Hopper looked down again, screwing up his hobgoblin features. ‘No, not really. I reckon the stake must be keeping it from coming out too much.’

‘What do we do with him now?’ Glebb said, tentatively prodding at the body with a clawed foot while maintaining his distance.

‘Caliban said that we’ve got to burn him. But he wants to see the body first, so we’ll have to drag him through from here. Come on, grab a leg.’ Hopper started to reach down to pull the body by the feet, but stopped, realizing that it wasn’t going to go anywhere while it was pinioned to the floor by the wooden stake sticking out of the torso.

‘Take that thing out, will you?’ Hopper said to the succubus.

‘I’m not touching it. You staked him. You clear up your own mess.’

Hopper glared at the other demon. ‘You know why you succubi are despised and derided by other demons, don’t you? Because you don’t have any balls – like the women you imitate!’ He cackled at his own joke and crabbed his way around the body to remove the stake.

Hopper stepped forward and placed his foot on the vampire’s chest. He wrapped his hands around the heavy wooden pole and pulled up as hard as he could.

It was the last thing he ever did.

As soon as Hopper’s foot came into contact with Lucien, the gluey mass on the vampire’s face changed form. Lucien, who had been battling so hard not to slip over the edge of consciousness into death’s dark abyss, seized upon the only chance that he knew he might get. He tore the suffocating glob from his face and drew a huge ragged breath, his mouth and eyes open impossibly wide as he sucked in the air. He shook the remainder of the substance from his hand and in the same movement grabbed Hopper’s leg by the ankle, locking his muscles to ensure that there would be no escape from his grip. The foul nether-creature’s pupils constricted to black pinpricks as he looked down and witnessed the reanimation of his nemesis.
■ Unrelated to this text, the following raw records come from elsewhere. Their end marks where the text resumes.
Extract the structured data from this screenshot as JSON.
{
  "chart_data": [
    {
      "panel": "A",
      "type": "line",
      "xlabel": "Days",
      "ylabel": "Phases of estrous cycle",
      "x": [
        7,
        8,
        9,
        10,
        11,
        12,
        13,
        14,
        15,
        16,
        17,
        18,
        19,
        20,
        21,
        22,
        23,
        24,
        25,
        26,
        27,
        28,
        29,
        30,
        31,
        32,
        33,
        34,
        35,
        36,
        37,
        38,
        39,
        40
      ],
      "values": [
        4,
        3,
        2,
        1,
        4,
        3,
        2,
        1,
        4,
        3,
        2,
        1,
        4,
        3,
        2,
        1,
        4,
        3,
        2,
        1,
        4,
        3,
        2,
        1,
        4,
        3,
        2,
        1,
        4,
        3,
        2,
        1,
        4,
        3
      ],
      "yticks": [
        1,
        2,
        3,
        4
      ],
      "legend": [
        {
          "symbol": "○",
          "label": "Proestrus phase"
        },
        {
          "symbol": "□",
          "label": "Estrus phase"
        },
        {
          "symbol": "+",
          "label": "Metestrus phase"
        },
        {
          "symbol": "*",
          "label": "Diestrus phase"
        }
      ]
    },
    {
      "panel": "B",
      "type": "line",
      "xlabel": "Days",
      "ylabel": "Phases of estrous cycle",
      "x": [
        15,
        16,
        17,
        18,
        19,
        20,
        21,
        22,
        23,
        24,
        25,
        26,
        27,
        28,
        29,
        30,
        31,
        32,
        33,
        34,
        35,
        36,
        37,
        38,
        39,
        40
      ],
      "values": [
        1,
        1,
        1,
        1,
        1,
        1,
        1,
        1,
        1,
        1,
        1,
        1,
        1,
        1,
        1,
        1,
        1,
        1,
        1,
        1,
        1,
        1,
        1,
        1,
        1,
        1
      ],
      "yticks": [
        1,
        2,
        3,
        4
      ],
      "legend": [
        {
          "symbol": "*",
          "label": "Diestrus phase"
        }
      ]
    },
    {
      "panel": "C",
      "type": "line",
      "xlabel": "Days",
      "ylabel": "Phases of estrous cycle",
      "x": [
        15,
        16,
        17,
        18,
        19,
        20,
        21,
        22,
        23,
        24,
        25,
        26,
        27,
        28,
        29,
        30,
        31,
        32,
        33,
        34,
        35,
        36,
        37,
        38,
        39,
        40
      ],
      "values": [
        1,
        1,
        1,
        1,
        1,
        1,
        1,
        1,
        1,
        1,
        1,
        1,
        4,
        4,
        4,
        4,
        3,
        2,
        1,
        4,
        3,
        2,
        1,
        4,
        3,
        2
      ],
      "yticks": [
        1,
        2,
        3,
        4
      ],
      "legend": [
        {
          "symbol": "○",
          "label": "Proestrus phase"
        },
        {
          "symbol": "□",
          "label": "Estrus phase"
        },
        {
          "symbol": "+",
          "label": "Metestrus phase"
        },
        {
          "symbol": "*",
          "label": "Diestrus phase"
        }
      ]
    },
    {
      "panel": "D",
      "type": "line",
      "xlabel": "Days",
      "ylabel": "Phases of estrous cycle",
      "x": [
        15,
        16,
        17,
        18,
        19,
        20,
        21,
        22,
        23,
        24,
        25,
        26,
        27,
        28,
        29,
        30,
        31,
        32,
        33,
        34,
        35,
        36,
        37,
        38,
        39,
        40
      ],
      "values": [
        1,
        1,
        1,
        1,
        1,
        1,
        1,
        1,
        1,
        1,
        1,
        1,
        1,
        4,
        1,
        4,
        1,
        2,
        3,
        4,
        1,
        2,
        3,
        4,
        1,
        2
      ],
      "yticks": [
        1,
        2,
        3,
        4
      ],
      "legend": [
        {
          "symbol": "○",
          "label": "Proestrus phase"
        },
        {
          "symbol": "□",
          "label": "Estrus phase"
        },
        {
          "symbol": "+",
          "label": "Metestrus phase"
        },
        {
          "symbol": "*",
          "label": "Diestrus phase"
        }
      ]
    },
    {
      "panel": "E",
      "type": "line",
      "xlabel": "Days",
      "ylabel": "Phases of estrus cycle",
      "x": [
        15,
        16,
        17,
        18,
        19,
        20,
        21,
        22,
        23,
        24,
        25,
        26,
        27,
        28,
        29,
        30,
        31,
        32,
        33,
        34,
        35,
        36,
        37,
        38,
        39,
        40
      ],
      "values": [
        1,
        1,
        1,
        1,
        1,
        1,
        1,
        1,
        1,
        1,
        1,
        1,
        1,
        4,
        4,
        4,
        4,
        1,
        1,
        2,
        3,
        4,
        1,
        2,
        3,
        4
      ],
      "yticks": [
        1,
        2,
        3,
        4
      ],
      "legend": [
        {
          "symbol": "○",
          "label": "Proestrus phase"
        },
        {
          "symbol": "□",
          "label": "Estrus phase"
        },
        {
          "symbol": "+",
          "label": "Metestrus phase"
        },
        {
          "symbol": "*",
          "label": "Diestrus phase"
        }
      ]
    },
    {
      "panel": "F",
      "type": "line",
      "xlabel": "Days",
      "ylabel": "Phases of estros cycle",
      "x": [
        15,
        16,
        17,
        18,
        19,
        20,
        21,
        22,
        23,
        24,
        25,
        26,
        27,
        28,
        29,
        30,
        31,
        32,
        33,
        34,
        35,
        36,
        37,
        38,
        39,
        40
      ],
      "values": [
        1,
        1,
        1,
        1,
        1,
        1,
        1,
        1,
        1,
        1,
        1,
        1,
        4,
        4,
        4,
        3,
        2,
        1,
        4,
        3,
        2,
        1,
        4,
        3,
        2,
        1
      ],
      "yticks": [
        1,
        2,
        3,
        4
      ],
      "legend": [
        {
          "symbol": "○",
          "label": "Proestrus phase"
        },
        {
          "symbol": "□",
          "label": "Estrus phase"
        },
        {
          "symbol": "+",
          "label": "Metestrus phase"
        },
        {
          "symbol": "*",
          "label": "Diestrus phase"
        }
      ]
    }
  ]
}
With his free hand, Lucien wrenched the stake from his chest, the pain a deafening wall of white noise that consumed everything else and forced a roar of agony from him. He looked up at the sharp wooden tool and wondered at how he had survived being skewered by such a horrendous instrument.

When the stake had been driven into his chest, narrowly missing his heart, he had had to close down huge areas of his consciousness to escape the raging avalanche of pain that had threatened to crush him. He had retreated from it, finding a small refuge in his mind from which he could look out on to the bedlam that ensued, and he hid there, waiting and trying to stay alive long enough to escape should an opportunity arise. But now, forced out of his refuge, the tortuous pain was back again, eating through him like a forest fire gobbling up everything in its path.

Struggling to his feet, he held Hopper aloft in one hand, dangling the demon upside down above the floor. The sputum djinn had regained its wits now, and spat globule after globule at Lucien, twisting this way and that to get the shots in. But it was pointless. As long as Lucien was in contact with him, the balls of gunk simply failed to stick, sliding off harmlessly instead.